Oh, I lie now and then, I suppose. Sometimes I'd tell them the truth and they still wouldn't believe me, so I prefer to lie

No 41 - Les 400 Coups (The 400 Blows)
Director – François Truffaut

So, I've been moving house and I've been playing Xbox games. My blog hasn't exactly been well kept. Like the Secret Garden it is full of aged and overgrown relics. It has seemingly ceased to grow. But fear not, here comes Dickon and he has used a knife to strip back the dead wood and show there is still life in the old blog. So soon we will be joined by a spoiled disabled boy and Wendy from Finding Neverland and the blog will flourish anew.

Right.... that's one massively overstretched metaphor out the way – lets blog this classic piece of French cinema. Without my notes. So expect a sketchy and vague review of a film which follows a young boy's descent into full blown young offender shenanigans.

The film works as series of snapshots, looking at how Antoine (Jean-Pierre Léaud) gets pulled further and further into petty crime. Made in 1959 it coincides with the birth of the teenager and the idea that children were no longer just small versions of their parents. A terrifying concept for those who are the full sized parent versions. Teenagers not only didn't share their parent's views any more, they went out of their way to antagonise.

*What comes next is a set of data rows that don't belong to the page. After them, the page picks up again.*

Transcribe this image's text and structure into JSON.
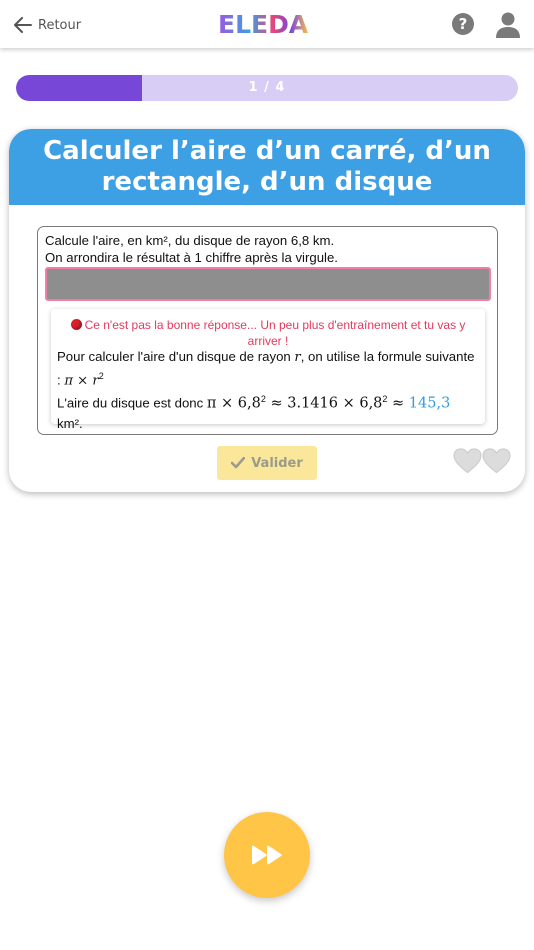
{
  "header": {
    "back_label": "Retour",
    "logo_text": "ELEDA",
    "help_glyph": "?"
  },
  "progress": {
    "label": "1 / 4",
    "fraction": 0.25,
    "fill_color": "#7748d8",
    "track_color": "#d8cdf5"
  },
  "card": {
    "title": "Calculer l’aire d’un carré, d’un rectangle, d’un disque",
    "header_color": "#3d9fe4",
    "question_line1": "Calcule l'aire, en km², du disque de rayon 6,8 km.",
    "question_line2": "On arrondira le résultat à 1 chiffre après la virgule.",
    "answer_value": "",
    "feedback": {
      "error": "Ce n'est pas la bonne réponse... Un peu plus d'entraînement et tu vas y arriver !",
      "explanation_part1": "Pour calculer l'aire d'un disque de rayon ",
      "var_r": "r",
      "explanation_part2": ", on utilise la formule suivante : ",
      "formula": "π × r",
      "exponent": "2",
      "result_intro": "L'aire du disque est donc ",
      "calc_left": "π × 6,8",
      "calc_mid": " ≈ 3.1416 × 6,8",
      "approx": " ≈ ",
      "result": "145,3",
      "unit": "km²."
    },
    "validate_label": "Valider",
    "hearts_count": 2
  },
  "icons": {
    "back": "arrow-left-icon",
    "help": "question-icon",
    "user": "user-icon",
    "check": "check-icon",
    "heart": "heart-icon",
    "skip": "fast-forward-icon"
  }
}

Whilst Antoine's actions are at times petty, you can at least see where they stem from. Léaud manages to put the anger and frustration of his character across without seeming too petulant, or without seeming unlikeable.

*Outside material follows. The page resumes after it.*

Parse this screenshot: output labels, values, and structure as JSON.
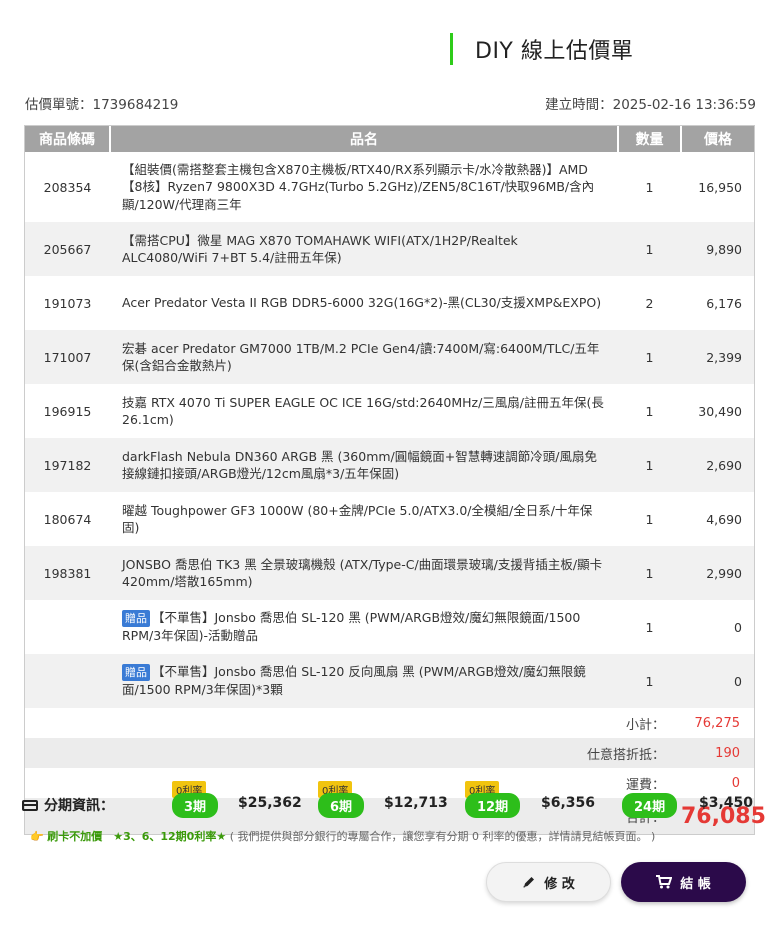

His father is well meaning but distracted by his interests. His mother is the typical terrifying and shouty French mother but then is also cold and distant, not wanting anything to do with her kid (very unlike French mothers that I know). You can see that Antoine feels abandoned... you understand his motivation.

And in today's times, where you can't walk to the shops without being murdered to death by a 7 year old in a hoodie, I suppose it all seems rather twee.


But it was the old days and in the old days Typewriters were the big thing. Like identities are nowadays. Think how annoyed you'd be if someone stole your identity.... yeah, now you know why things pan out the way they do.


The film is constantly interesting and fresh, however, for the most while I failed to see anything truly remarkable in it. Certainly nothing which truly validated its place as the highest ranked French film on the list. However, this is what I love about cinema, one little shot can change everything. A well played reveal or a well shot sequence makes all the difference.

A marvellous sequence is when Antoine is being interviewed by the psychiatrist. It is visibly edited making it seem like documentary footage of a longer interview which has been shortened. The static camera fixed solely on Antoine makes it all seem a lot more real and a lot more authentic. Like a small break from fiction.

But my favourite moment is from the performance Truffaut gets out of his young star. Reaching the end of his tether, Antoine's father arranges for him to spend the night in jail – just to experience what its like. We get some wonderful 'jail eye view' shots with the camera behind bars – and when it pans to Antoine's tear streamed eyes we get the full power of the film in one shot (and in one remarkable performance from such a young lad).